According to CNBC, a September report from Intuit Credit Karma reveals a massive shift in how people seek financial advice. The report found that 66% of American adults who have used a generative AI tool like OpenAI’s ChatGPT or Google’s Gemini have used it for financial advice. For Gen Z and millennials specifically, that share skyrockets to 82%. These users are tapping AI for everything from basic budgeting to complex tax planning and investment strategies. Courtney Alev, Intuit Credit Karma’s consumer financial advocate, acknowledged GenAI’s power for learning and planning but stressed that finances are “nuanced and deeply personal.” This comes as TIAA’s CEO also warns in an exclusive CNBC interview that AI risks ignoring the personal and emotional components of financial decisions.

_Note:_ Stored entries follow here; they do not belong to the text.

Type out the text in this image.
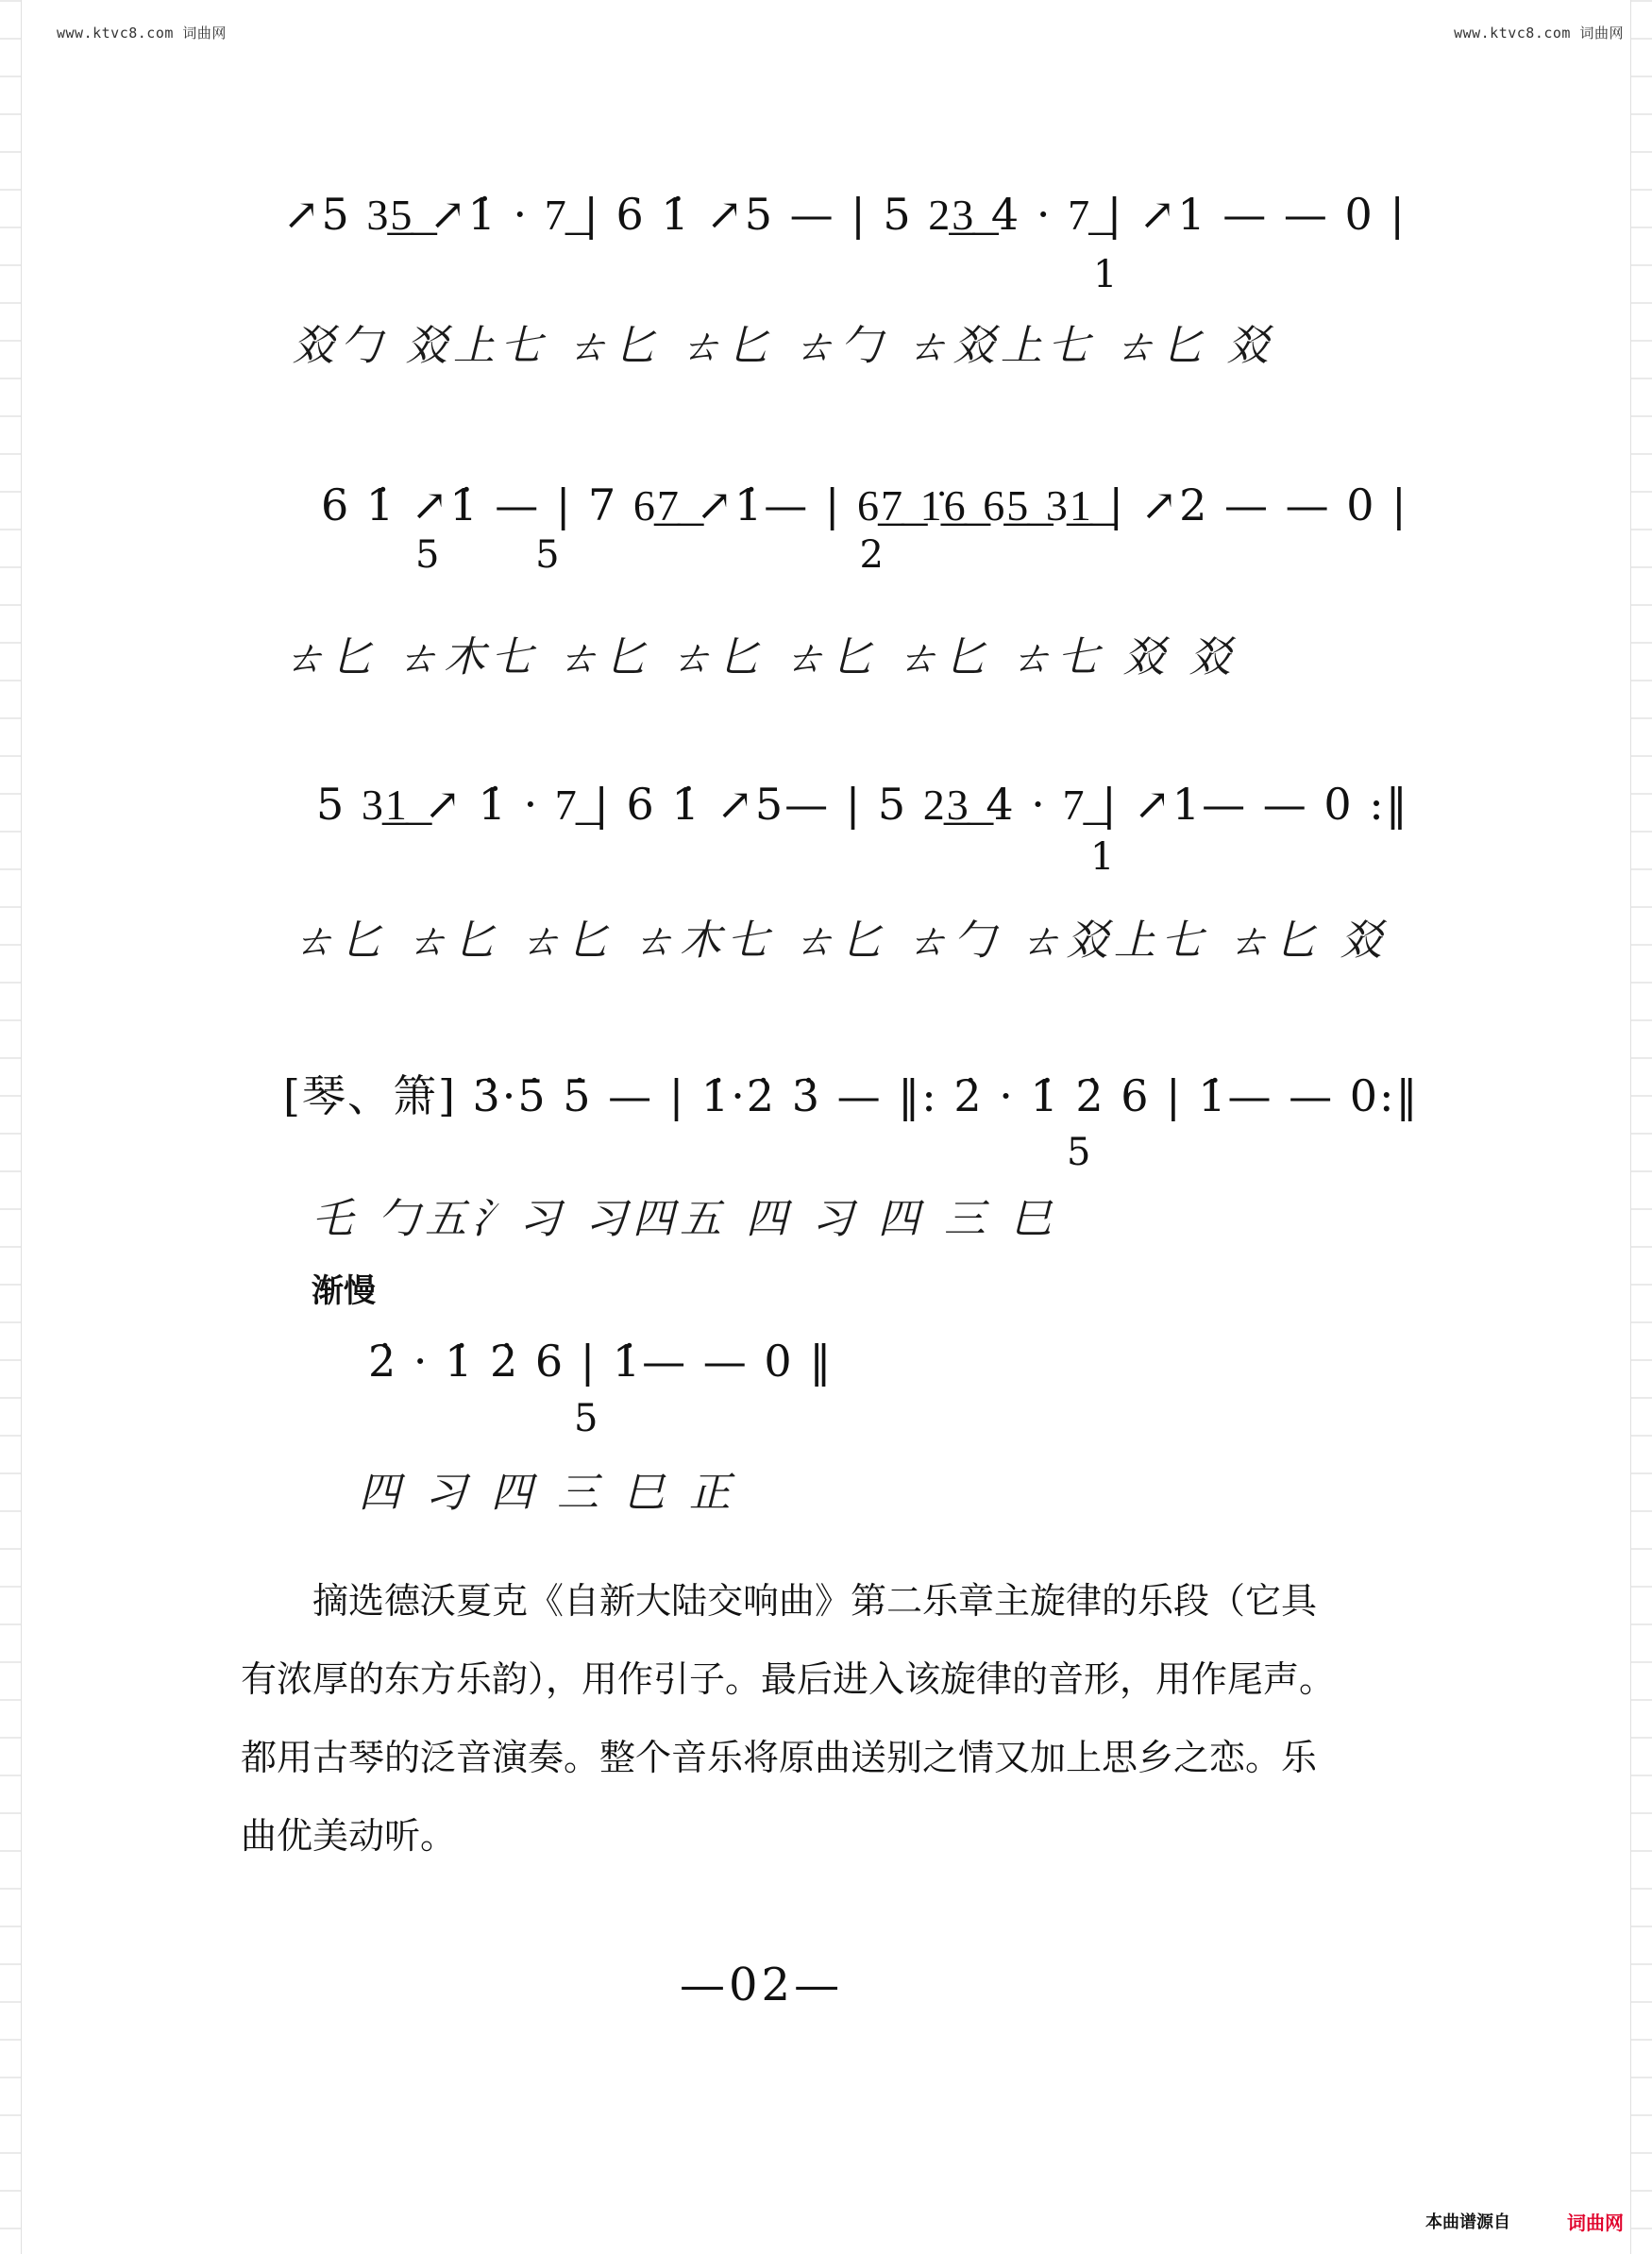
www.ktvc8.com 词曲网	www.ktvc8.com 词曲网
↗5 3͟5͟ ↗1̇ · 7͟ | 6 1̇ ↗5 — | 5 2͟3͟ 4 · 7͟ | ↗1 — — 0 |
1
㸚勹 㸚上七 ㄊ匕 ㄊ匕 ㄊ勹 ㄊ㸚上七 ㄊ匕 㸚
6 1̇ ↗1̇ — | 7 6͟7͟ ↗1̇— | 6͟7͟ 1̇͟6͟ 6͟5͟ 3͟1͟ | ↗2 — — 0 |
5        5                         2
ㄊ匕 ㄊ木七 ㄊ匕 ㄊ匕 ㄊ匕 ㄊ匕 ㄊ七 㸚 㸚
5 3͟1͟ ↗ 1̇ · 7͟ | 6 1̇ ↗5— | 5 2͟3͟ 4 · 7͟ | ↗1— — 0 :‖
1
ㄊ匕 ㄊ匕 ㄊ匕 ㄊ木七 ㄊ匕 ㄊ勹 ㄊ㸚上七 ㄊ匕 㸚
[琴、箫] 3̇·5̇ 5̇ — | 1̇·2̇ 3̇ — ‖: 2̇ · 1̇ 2̇ 6 | 1̇— — 0:‖
5
乇 勹五氵习 习四五 四 习 四 三 巳
渐慢
2̇ · 1̇ 2̇ 6 | 1̇— — 0 ‖
5
四 习 四 三 巳 正
摘选德沃夏克《自新大陆交响曲》第二乐章主旋律的乐段（它具有浓厚的东方乐韵），用作引子。最后进入该旋律的音形，用作尾声。都用古琴的泛音演奏。整个音乐将原曲送别之情又加上思乡之恋。乐曲优美动听。
—02—
本曲谱源自	词曲网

The core problem with AI money managers
Here’s the thing: the numbers aren’t surprising, but the warnings from actual finance pros are incredibly telling. AI is fantastic at crunching data, parsing regulations, and spitting out generalized plans. But personal finance is, well, personal. It’s about life goals, risk tolerance shaped by personal experience, family dynamics, and sheer behavioral psychology. An AI doesn’t know if you’re prone to panic-selling during a market dip. It can’t sense the anxiety in your voice when you talk about retirement. As the TIAA CEO pointed out, it’s completely ignoring the emotional part. So while it might give you a mathematically optimal savings rate, it can’t coach you through the discipline needed to stick to it when you’d rather book a vacation. That human element is the entire foundation of trusted financial advising.
Who wins and who loses in this shift?
This trend creates clear winners and losers. The immediate winners are the big tech platforms embedding these tools—think Intuit itself, which can integrate AI across TurboTax, Credit Karma, and Mint. They get to offer a shiny, low-cost feature that attracts younger users. Robo-advisors also get a potential boost, as this normalizes algorithm-driven guidance. The losers? Traditional financial advisors who primarily handle straightforward, middle-class portfolios are facing massive disintermediation. Why pay a 1% fee for a basic plan an AI can draft in seconds? But look, this might actually benefit top-tier human advisors in the long run. Their value proposition shifts entirely to high-touch, behavioral coaching, complex estate planning, and hand-holding—the stuff AI truly can’t do. They become therapists and strategists, not just number-crunchers.
The inevitable human-AI mashup is coming
So where does this leave us? The future isn’t purely AI or purely human. It’s a hybrid model. We’ll likely see advisors using AI as a super-powered assistant to handle data analysis, scenario modeling, and paperwork, freeing them up to do the actual “advising” part—understanding client emotions and motivations. Basically, the advisor who refuses to use any AI tool will be at a disadvantage, but the one who tries to replace themselves entirely with an AI chatbot will fail. The real risk right now is for the individuals, especially young ones, taking AI output as gospel. It’s a tool for education and exploration, not execution. Would you let a Wikipedia article perform surgery on you? Using AI for financial ideas is fine, but acting on them without a reality check from a professional—or at least a massive dose of personal scrutiny—is a recipe for trouble.